3D PCA Plot

2023/03/22

Data comes from here (see the Github).

Code

library(tidyverse)
library(plotly)

string_to_numeric_list <- function(s) {
  s <- gsub("[\\[\\]]", "", s) # remove square brackets
  s <- strsplit(s, ",", fixed = TRUE) # split the string using commas
  # Set scipen to a high value to avoid scientific notation
  options(scipen = 999)
  
  # Filter out non-numeric characters before converting to numeric
  numeric_values <- unlist(s)
  numeric_values <- numeric_values[grepl("^-?\\d+(\\.\\d+)?([Ee]?-?\\d+)?$", numeric_values)]
  
  as.numeric(numeric_values) # convert the character vector to numeric and return
}

hgdp_tgp <- read.delim('/home/carter/code/gnomad_meta_hgdp_tgp_v1.txt', header=T, sep='\t')

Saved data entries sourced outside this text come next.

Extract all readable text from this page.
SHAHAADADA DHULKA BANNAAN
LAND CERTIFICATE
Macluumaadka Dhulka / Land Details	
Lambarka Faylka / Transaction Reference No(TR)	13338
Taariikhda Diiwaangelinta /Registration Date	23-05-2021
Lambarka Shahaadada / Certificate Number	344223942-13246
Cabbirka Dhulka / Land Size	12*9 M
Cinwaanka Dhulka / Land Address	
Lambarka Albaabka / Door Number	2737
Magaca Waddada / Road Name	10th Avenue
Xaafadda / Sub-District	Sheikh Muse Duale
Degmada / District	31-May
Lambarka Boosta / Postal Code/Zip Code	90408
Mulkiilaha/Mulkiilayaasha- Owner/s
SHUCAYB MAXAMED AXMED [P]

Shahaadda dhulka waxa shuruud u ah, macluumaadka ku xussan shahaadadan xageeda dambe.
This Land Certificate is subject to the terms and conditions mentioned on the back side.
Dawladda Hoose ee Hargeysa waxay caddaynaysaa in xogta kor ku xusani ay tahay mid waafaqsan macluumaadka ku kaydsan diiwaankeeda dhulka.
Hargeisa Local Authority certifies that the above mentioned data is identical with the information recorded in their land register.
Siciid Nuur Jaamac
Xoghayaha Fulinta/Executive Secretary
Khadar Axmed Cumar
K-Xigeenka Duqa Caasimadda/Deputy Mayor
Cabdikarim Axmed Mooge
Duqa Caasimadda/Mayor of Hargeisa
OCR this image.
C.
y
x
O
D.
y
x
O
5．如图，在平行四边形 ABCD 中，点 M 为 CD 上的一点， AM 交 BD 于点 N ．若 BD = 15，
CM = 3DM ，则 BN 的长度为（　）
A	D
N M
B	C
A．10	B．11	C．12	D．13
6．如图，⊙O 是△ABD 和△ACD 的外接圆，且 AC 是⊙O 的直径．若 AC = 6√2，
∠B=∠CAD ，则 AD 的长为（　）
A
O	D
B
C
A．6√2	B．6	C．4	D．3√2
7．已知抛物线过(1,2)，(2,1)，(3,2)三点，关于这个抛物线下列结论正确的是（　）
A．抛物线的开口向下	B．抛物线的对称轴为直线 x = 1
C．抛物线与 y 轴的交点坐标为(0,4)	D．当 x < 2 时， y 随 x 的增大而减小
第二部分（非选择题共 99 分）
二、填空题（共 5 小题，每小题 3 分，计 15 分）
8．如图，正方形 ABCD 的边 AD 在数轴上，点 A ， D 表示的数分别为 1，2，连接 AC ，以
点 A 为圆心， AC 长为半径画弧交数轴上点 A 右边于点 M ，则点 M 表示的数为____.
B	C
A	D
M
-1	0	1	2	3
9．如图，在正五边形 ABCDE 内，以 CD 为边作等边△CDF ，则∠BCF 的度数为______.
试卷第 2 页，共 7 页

# Filter out rows with NAs in population_inference.pca_scores
hgdp_tgp <- hgdp_tgp[!is.na(hgdp_tgp$population_inference.pca_scores), ]

# Now create the numeric_pca_scores list
numeric_pca_scores <- lapply(hgdp_tgp$population_inference.pca_scores, string_to_numeric_list)

pca_scores <- as.data.frame(do.call(rbind, numeric_pca_scores))

colnames(pca_scores)[1:3] <- c("PC1", "PC2", "PC3")

colors <- hgdp_tgp$hgdp_tgp_meta.Pop.colors

# Add the "hgdp_tgp_meta.Population" column to the combined_data dataframe
populations <- hgdp_tgp$hgdp_tgp_meta.Population
combined_data <- cbind(pca_scores, colors, populations)

# Convert population codes to names

population_codes <- c(
"CHB", "JPT", "CHS", "CDX", "KHV", "CHD",
"CEU", "TSI", "GBR", "FIN", "IBS",
"YRI", "LWK", "GWD", "MSL", "ESN",
"ASW", "ACB", "MXL", "PUR", "CLM", "PEL",
"GIH", "PJL", "BEB", "STU", "ITU"
)

population_names <- c(
  "Northern Han Chinese",
  "Japanese",
  "Southern Han Chinese",
  "Chinese Dai",
  "Kinh",
  "US Chinese",
  "Utah resident of European ancestry",
  "Toscani",
  "British",
  "Finnish",
  "Iberian populations",
  "Yoruba",
  "Luhya",
  "Gambian",
  "Mende",
  "Esan",
  "African American",
  "African Caribbean",
  "US Hispanic (Mexican)",
  "Puerto Rican",
  "Colombian",
  "Peruvian",
  "Gujarati Indian (in US)",
  "Punjabi",
  "Bengali",
  "Sri Lankan Tamil (in UK)",
  "Indian Telugu (in UK)"
)

pop_code_to_name <- setNames(population_names, population_codes)
combined_data$populations <- ifelse(combined_data$populations %in% population_codes,
                                    pop_code_to_name[combined_data$populations],
                                    combined_data$populations)

plot3d <- plot_ly(
  data = combined_data,
  x = ~PC1,
  y = ~PC2,
  z = ~PC3,
  type = "scatter3d",
  mode = "markers",
  marker = list(
    size = 2.5,
    color = ~colors,
    opacity = 1
  ),
  hovertemplate = paste("%{text}<extra></extra>"),
  text = ~populations
)

Plot

I’ve converted the population codes in the data to their respective population names.